The Heterodox Academy Guide to Colleges rates America’s top 150 universities and the top 50 liberal arts schools (as listed by US News and World Reports) according to the degree of viewpoint diversity you can expect to find on campus. Is it a place where you are likely to encounter a variety of views on politically controversial topics? Or is it an environment where students who do not hold the dominant political viewpoint are afraid to speak up?

Our Guide to Colleges helps you evaluate schools by integrating these four sources of information:

  1. Endorsed Chicago: Whether the university has endorsed the Chicago Principles on free expression
  2. FIRE Rating: Whether the school’s speech codes foster or infringe upon free speech. As rated by the Foundation for Individual Rights in Education.
  3. ISI Rating: Is the school a reasonably welcoming place for conservative and libertarian students? Obtained from the Intercollegiate Studies Institute (ISI) guide to Choosing the Right College. (We presume that open-minded progressive students would prefer not to attend a school at which students who are not on the left feel unwelcome, and are less likely to speak up.)
  4. Relevant Events Since 2014: Events on campus that indicate a commitment by faculty, administration, and/or students to protect or restrict free inquiry and viewpoint diversity, as broken out by where the event originates; i.e. is it a policy from the administration or an event disruption by students? We ignore events that involve just a few individuals or professors and focus on those indicating broader sentiment, norms, or policy.

We are currently including the percentages of foreign students as these populations contribute to a climate of intellectual diversity on campus. Presently, however, the percentages do not factor into our overall Heterodoxy score. In our upcoming revision, we will weigh this information.
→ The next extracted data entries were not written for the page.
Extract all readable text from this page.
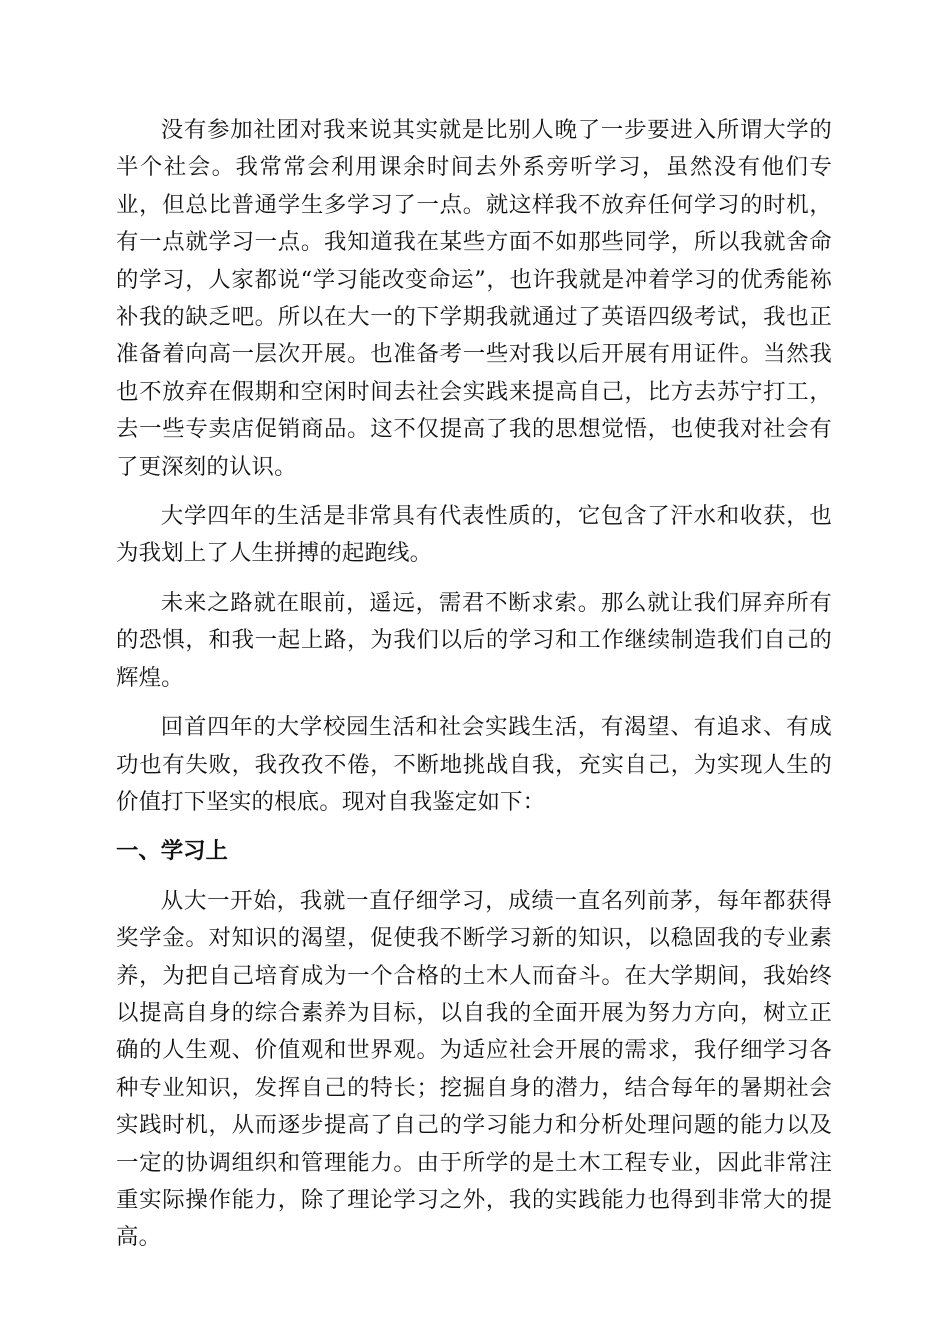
没有参加社团对我来说其实就是比别人晚了一步要进入所谓大学的半个社会。我常常会利用课余时间去外系旁听学习，虽然没有他们专业，但总比普通学生多学习了一点。就这样我不放弃任何学习的时机，有一点就学习一点。我知道我在某些方面不如那些同学，所以我就舍命的学习，人家都说“学习能改变命运”，也许我就是冲着学习的优秀能袮补我的缺乏吧。所以在大一的下学期我就通过了英语四级考试，我也正准备着向高一层次开展。也准备考一些对我以后开展有用证件。当然我也不放弃在假期和空闲时间去社会实践来提高自己，比方去苏宁打工，去一些专卖店促销商品。这不仅提高了我的思想觉悟，也使我对社会有了更深刻的认识。

大学四年的生活是非常具有代表性质的，它包含了汗水和收获，也为我划上了人生拼搏的起跑线。

未来之路就在眼前，遥远，需君不断求索。那么就让我们屏弃所有的恐惧，和我一起上路，为我们以后的学习和工作继续制造我们自己的辉煌。

回首四年的大学校园生活和社会实践生活，有渴望、有追求、有成功也有失败，我孜孜不倦，不断地挑战自我，充实自己，为实现人生的价值打下坚实的根底。现对自我鉴定如下：

一、学习上

从大一开始，我就一直仔细学习，成绩一直名列前茅，每年都获得奖学金。对知识的渴望，促使我不断学习新的知识，以稳固我的专业素养，为把自己培育成为一个合格的土木人而奋斗。在大学期间，我始终以提高自身的综合素养为目标，以自我的全面开展为努力方向，树立正确的人生观、价值观和世界观。为适应社会开展的需求，我仔细学习各种专业知识，发挥自己的特长；挖掘自身的潜力，结合每年的暑期社会实践时机，从而逐步提高了自己的学习能力和分析处理问题的能力以及一定的协调组织和管理能力。由于所学的是土木工程专业，因此非常注重实际操作能力，除了理论学习之外，我的实践能力也得到非常大的提高。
Methodology: Our methodology integrates and weights these predictors. There is at present no good survey data on campus climate; we simply try to gather all of the imperfect indicators we can find, to help high school students and their families make an educated guess about the intellectual climate on 200 college campuses. Please bear in mind that each university is a complex environment with many subgroups and sometimes many distinct schools within it. Problems related to political orthodoxy and free expression may be very different depending on whether you major in the humanities versus enrolling in the engineering school or business school.

The first edition of the guide was released in October 2016. The second edition was released in June 2017.